Hati Matthew Reuters Grand

The three areas most affected are the South, Nippes and Grande Anse

“Towns in these areas are different. Some are on the coast, others like Petite Rivière de Nippes are in a basin, below the sea level, and are therefore highly vulnerable to floods. Others are built on very flat and stretched lands (such as Fonds-des-Nègres) and cannot resist the heavy rains. Even during seasonal rains, these towns are flooded. So the hurricane can only have had disastrous consequences. It’s still difficult to know the full extent of the damage because these isolated areas are cut off from the rest of the country in the aftermath of the hurricane.”

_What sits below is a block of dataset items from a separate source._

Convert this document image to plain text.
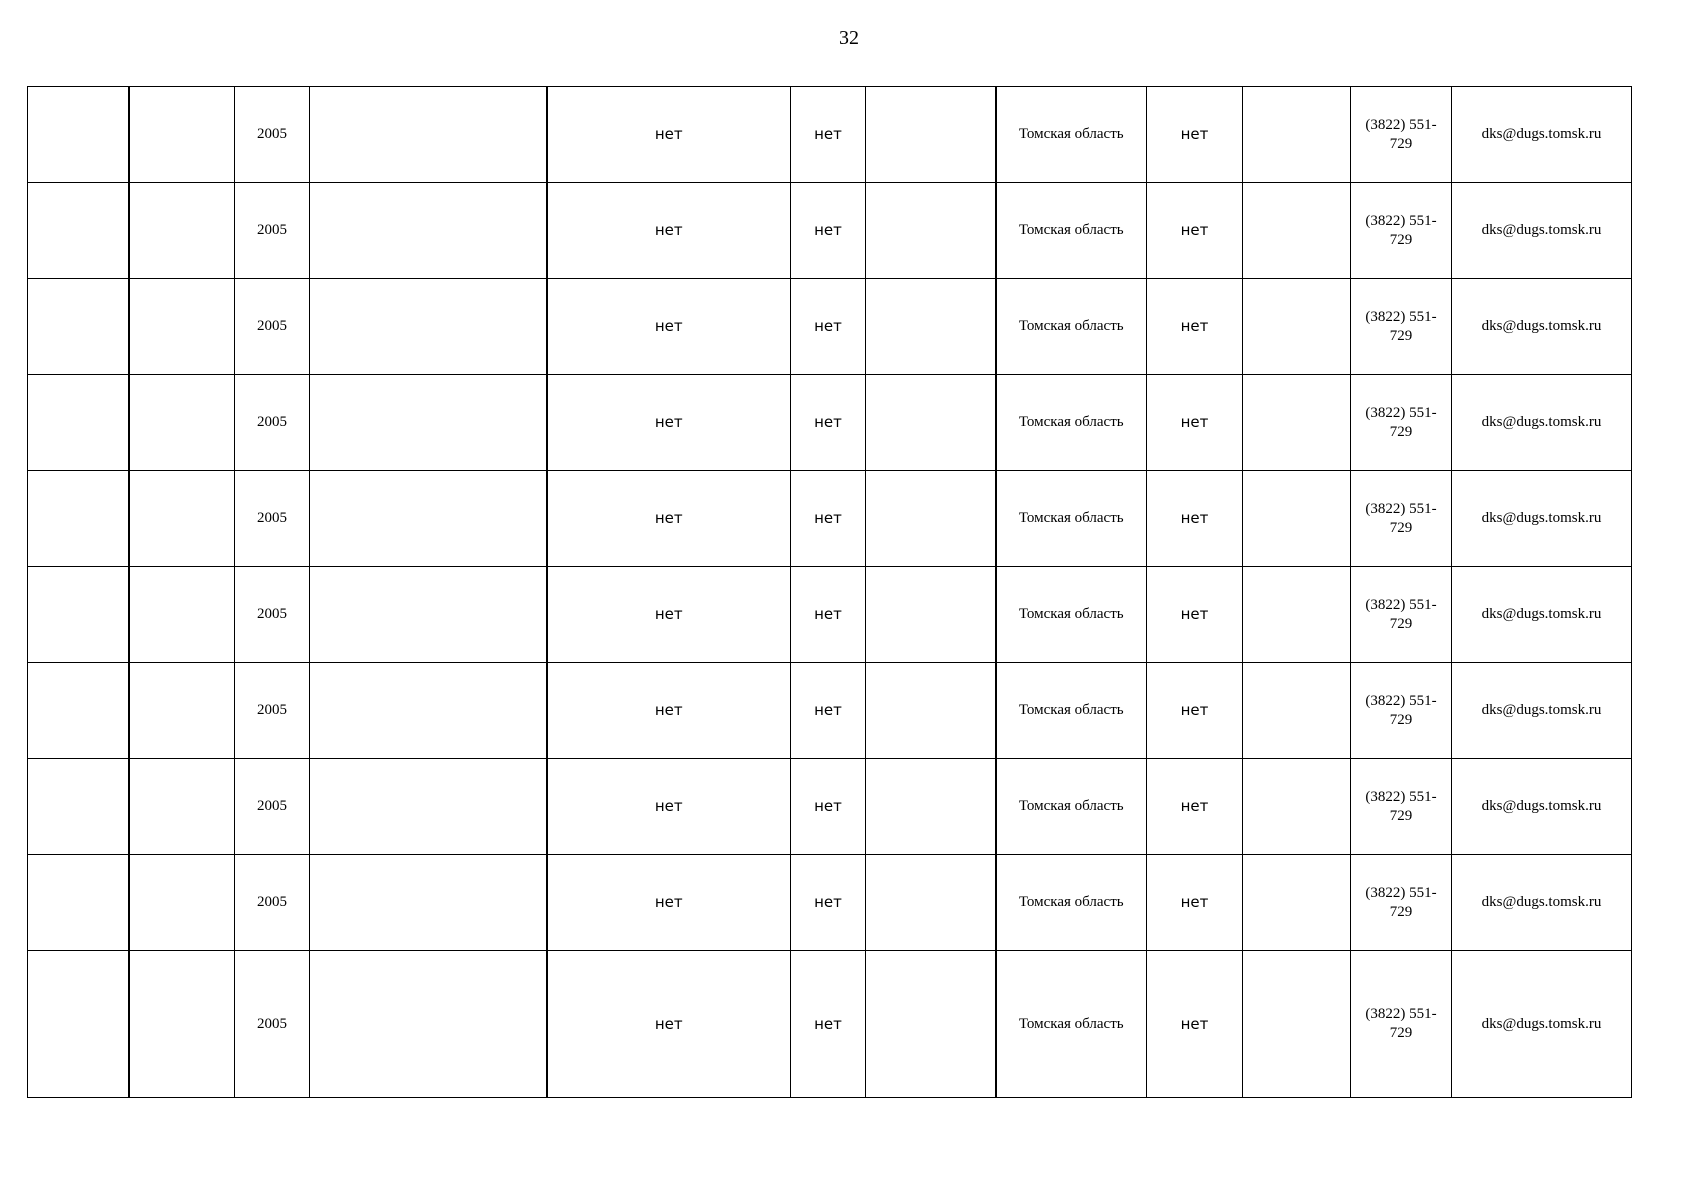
32
		2005		нет	нет		Томская область	нет		(3822) 551-729	dks@dugs.tomsk.ru
		2005		нет	нет		Томская область	нет		(3822) 551-729	dks@dugs.tomsk.ru
		2005		нет	нет		Томская область	нет		(3822) 551-729	dks@dugs.tomsk.ru
		2005		нет	нет		Томская область	нет		(3822) 551-729	dks@dugs.tomsk.ru
		2005		нет	нет		Томская область	нет		(3822) 551-729	dks@dugs.tomsk.ru
		2005		нет	нет		Томская область	нет		(3822) 551-729	dks@dugs.tomsk.ru
		2005		нет	нет		Томская область	нет		(3822) 551-729	dks@dugs.tomsk.ru
		2005		нет	нет		Томская область	нет		(3822) 551-729	dks@dugs.tomsk.ru
		2005		нет	нет		Томская область	нет		(3822) 551-729	dks@dugs.tomsk.ru
		2005		нет	нет		Томская область	нет		(3822) 551-729	dks@dugs.tomsk.ru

Working in Grande Anse would require doubling our actions and our investment in logistics

“In Grande Anse, towns such as Jeremie, Pistel or Dame Marie, are also basin towns and are vulnerable to heavy rains. Today, they must be devastated. The problem is that the area is hardly accessible in normal times and there are few relief agencies there. Working in Grande Anse would require we double our means and our investment in logistics. Helping populations in need in such a hard hit area will be difficult anyway. Roads are barely in use and can only have been strongly damaged. Needs in terms of shelter, food and water will soon be felt, though we don’t know yet the exact extent of the damage.

These three areas are highly prone to cholera outbreaks. That would be the major risk and the first thing to avoid.”